Ohio’s New Direct PTE Tax

PTEs—which include S corporations, partnerships, and limited liability companies taxed as partnerships—electing to pay Ohio’s newly enacted direct Ohio PTE tax will pay an entity-level tax on their Ohio income at a rate of 5% in a tax year beginning in 2022, and 3% in later tax years. The 3% rate is equal to the rate Ohio imposes on business income earned by an individual. The election will be made annually, and is irrevocable for the year made. The Ohio Department of Taxation is required to promulgate rules to implement the new direct Ohio PTE tax, and will presumably have a new paper or electronic means of electing into the tax, as well as reporting and paying the tax.

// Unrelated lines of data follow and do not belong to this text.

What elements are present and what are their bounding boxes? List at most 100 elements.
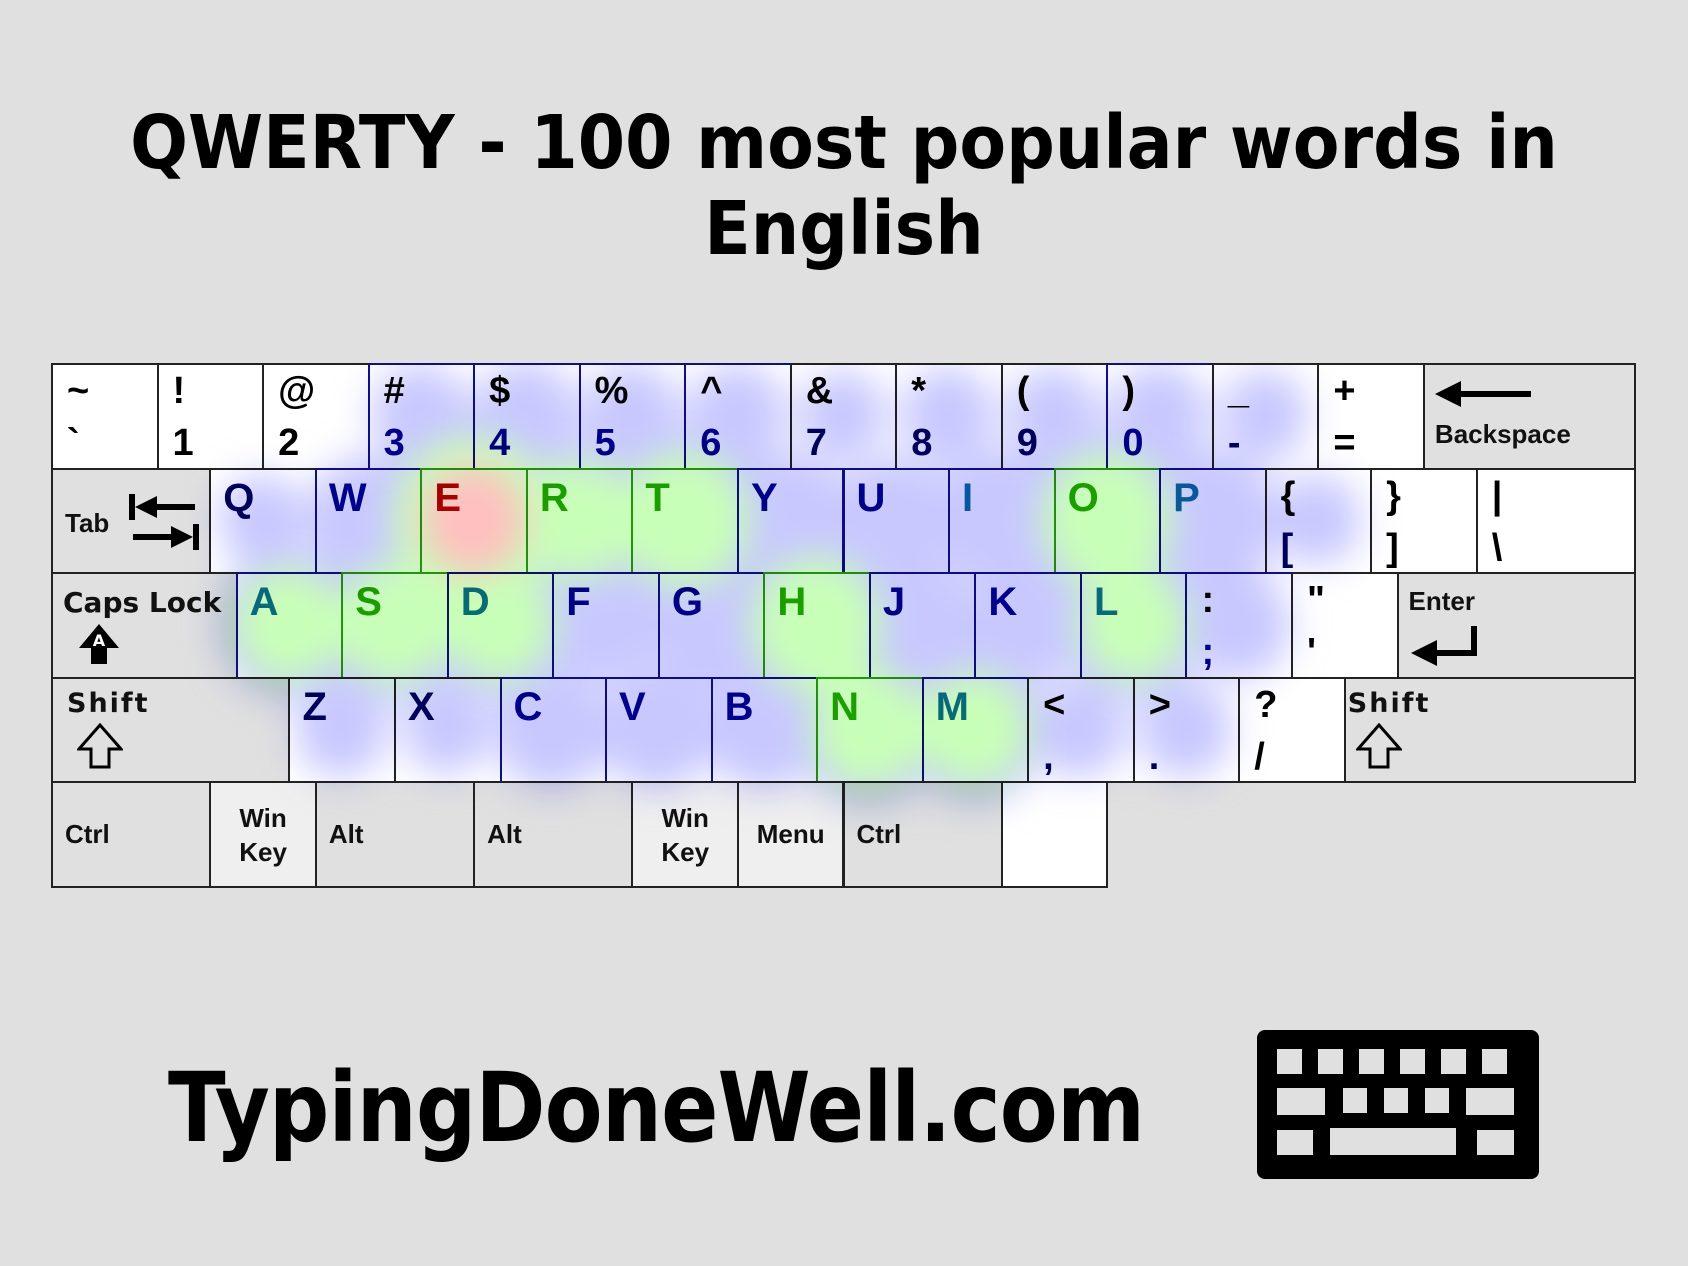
key-legend: C (513, 684, 543, 729)
key-legend: T (645, 475, 670, 520)
key-legend: K (988, 580, 1018, 625)
key-l[interactable]: L (1079, 572, 1188, 679)
key-shift-legend: & (805, 370, 834, 412)
key-3[interactable]: #3 (367, 363, 476, 470)
key-rbracket[interactable]: }] (1370, 467, 1478, 575)
key-rctrl[interactable]: Ctrl (842, 781, 1003, 888)
key-y[interactable]: Y (736, 467, 845, 575)
key-legend: Q (223, 475, 255, 520)
key-base-legend: [ (1280, 526, 1294, 569)
key-legend: N (830, 684, 859, 729)
key-tab[interactable]: Tab (51, 467, 212, 575)
key-shift-legend: ) (1122, 370, 1135, 412)
key-base-legend: 5 (594, 422, 616, 464)
key-lshift[interactable]: Shift (51, 676, 291, 784)
key-lbracket[interactable]: {[ (1264, 467, 1373, 575)
key-v[interactable]: V (605, 676, 713, 784)
key-semicolon[interactable]: :; (1185, 572, 1293, 679)
site-name: TypingDoneWell.com (168, 1052, 1145, 1164)
key-backslash[interactable]: | \ (1475, 467, 1636, 575)
key-z[interactable]: Z (288, 676, 396, 784)
key-o[interactable]: O (1053, 467, 1162, 575)
key-menu[interactable]: Menu (736, 781, 845, 888)
key-legend: A (249, 580, 279, 625)
key-rwin[interactable]: Win Key (631, 781, 739, 888)
key-w[interactable]: W (314, 467, 423, 575)
key-capslock[interactable]: Caps Lock A (51, 572, 238, 679)
key-legend: S (355, 580, 382, 625)
key-label: Ctrl (856, 819, 902, 850)
key-m[interactable]: M (921, 676, 1030, 784)
key-comma[interactable]: <, (1027, 676, 1135, 784)
key-lalt[interactable]: Alt (314, 781, 476, 888)
key-9[interactable]: (9 (1000, 363, 1109, 470)
key-e[interactable]: E (420, 467, 528, 575)
key-base-legend: \ (1491, 526, 1503, 569)
key-ralt[interactable]: Alt (473, 781, 634, 888)
key-4[interactable]: $4 (473, 363, 581, 470)
key-shift-legend: @ (278, 370, 316, 412)
key-f[interactable]: F (552, 572, 660, 679)
keyboard-icon (1257, 1030, 1539, 1179)
key-shift-legend: } (1386, 474, 1401, 517)
key-n[interactable]: N (816, 676, 924, 784)
key-slash[interactable]: ? / (1238, 676, 1346, 784)
key-legend: G (671, 580, 703, 625)
tab-arrows-icon (129, 493, 199, 554)
key-backtick[interactable]: ~ ` (51, 363, 159, 470)
key-j[interactable]: J (868, 572, 977, 679)
key-8[interactable]: * 8 (895, 363, 1003, 470)
key-shift-legend: # (383, 370, 405, 412)
key-base-legend: 0 (1122, 422, 1144, 464)
key-shift-legend: { (1280, 474, 1296, 517)
key-quote[interactable]: " ' (1291, 572, 1399, 679)
key-s[interactable]: S (341, 572, 449, 679)
key-p[interactable]: P (1159, 467, 1267, 575)
keyboard-heatmap: ~ `! 1 @2 #3 $4% 5 ^ 6 & 7 * 8(9) 0 _ - + = Backspace Tab Q W… (51, 363, 1636, 888)
key-d[interactable]: D (446, 572, 555, 679)
key-base-legend: 3 (383, 422, 405, 464)
key-base-legend: 4 (489, 422, 511, 464)
key-q[interactable]: Q (209, 467, 317, 575)
key-legend: Y (750, 475, 778, 520)
key-rshift[interactable]: Shift (1343, 676, 1636, 784)
key-equals[interactable]: + = (1317, 363, 1425, 470)
key-a[interactable]: A (235, 572, 344, 679)
key-shift-legend: | (1491, 474, 1503, 517)
key-label: Alt (487, 819, 522, 850)
key-legend: O (1067, 475, 1099, 520)
key-base-legend: 8 (911, 422, 933, 464)
key-u[interactable]: U (842, 467, 951, 575)
key-shift-legend: " (1307, 579, 1326, 622)
key-shift-legend: ? (1254, 683, 1278, 726)
key-x[interactable]: X (393, 676, 502, 784)
key-lwin[interactable]: Win Key (209, 781, 317, 888)
key-1[interactable]: ! 1 (156, 363, 265, 470)
key-k[interactable]: K (974, 572, 1082, 679)
key-2[interactable]: @2 (262, 363, 370, 470)
key-label: Caps Lock (63, 586, 222, 620)
key-7[interactable]: & 7 (789, 363, 898, 470)
key-6[interactable]: ^ 6 (684, 363, 792, 470)
key-label: Alt (328, 819, 364, 850)
key-0[interactable]: ) 0 (1106, 363, 1214, 470)
key-shift-legend: > (1148, 683, 1171, 726)
key-shift-legend: < (1043, 683, 1066, 726)
key-enter[interactable]: Enter (1396, 572, 1636, 679)
key-minus[interactable]: _ - (1211, 363, 1320, 470)
key-base-legend: = (1333, 422, 1356, 464)
key-c[interactable]: C (499, 676, 608, 784)
key-base-legend: ] (1386, 526, 1399, 569)
key-period[interactable]: >. (1132, 676, 1241, 784)
key-b[interactable]: B (710, 676, 819, 784)
key-h[interactable]: H (763, 572, 871, 679)
key-5[interactable]: % 5 (578, 363, 687, 470)
key-backspace[interactable]: Backspace (1422, 363, 1636, 470)
key-lctrl[interactable]: Ctrl (51, 781, 212, 888)
key-i[interactable]: I (948, 467, 1056, 575)
key-r[interactable]: R (525, 467, 634, 575)
key-t[interactable]: T (631, 467, 739, 575)
key-g[interactable]: G (657, 572, 766, 679)
key-legend: I (962, 475, 974, 520)
key-base-legend: ' (1307, 631, 1317, 674)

The existing Ohio PTE withholding tax imposed by R.C. 5747.41 with respect to income flowing to non-residents of Ohio will not apply to an entity that has elected to pay the newly enacted direct Ohio PTE tax for a given tax year. The Ohio tax being paid at the entity level will cover the tax that would be due from the owner with respect to income from the business making the election to pay the newly enacted direct Ohio PTE tax. The new direct Ohio PTE tax presents opportunities for both Ohio residents and non-Ohio residents to decrease their federal income tax liabilities, without affecting the amount of Ohio tax that is ultimately paid. Those individuals that previously participated in a composite return using Ohio Form IT-4708 will most likely not have their business file that composite form. They would choose instead to have their business file the form promulgated by the Tax Commissioner for the new direct Ohio PTE tax (and potentially follow that up with the filing of an individual income tax return to claim the $250,000 business income deduction). Furthermore, beginning with Ohio taxes relating to tax year 2023 when the tax rate is adjusted to 3%, there should be fewer tax dollars initially “overpaid” to Ohio (at 5% under Ohio’s existing PTE withholding structure) for which non-residents formerly were required to file refund claims (using the 3% rate).

Conclusion

While Ohio is not one of the “high tax” states whose residents were hit hardest by the federal SALT cap, the limit on the SALT deduction can still bite. By enacting the workaround found in SB 246, Ohio retains its competitiveness with other states that have enacted similar laws, allowing taxpayers with significant taxable income from PTEs in a given year to have that income taxed at the entity level. As such, it can reduce the owner’s income subject to federal tax without being impacted by the SALT cap.

If you have any questions about the PTE tax or any other tax matters, please contact Derek Heyman or any of our other professionals.












[1] All states that have enacted a similar workaround have created an elective PTE tax, with the exception of Connecticut, which made the PTE tax mandatory. See Conn. Gen. Stat. § 12-699.

[2] The I.R.S. acknowledged that such workarounds legitimately avoid the deduction limitation. Referring to payments made by a PTE to a U.S. state or local jurisdiction (not including U.S. territories), IRS Notice 2020-75 states, “Any Specified Income Tax Payment made by a partnership or an S corporation is not taken into account in applying the SALT deduction limitation to any individual who is a partner in the partnership or a shareholder of the S corporation.”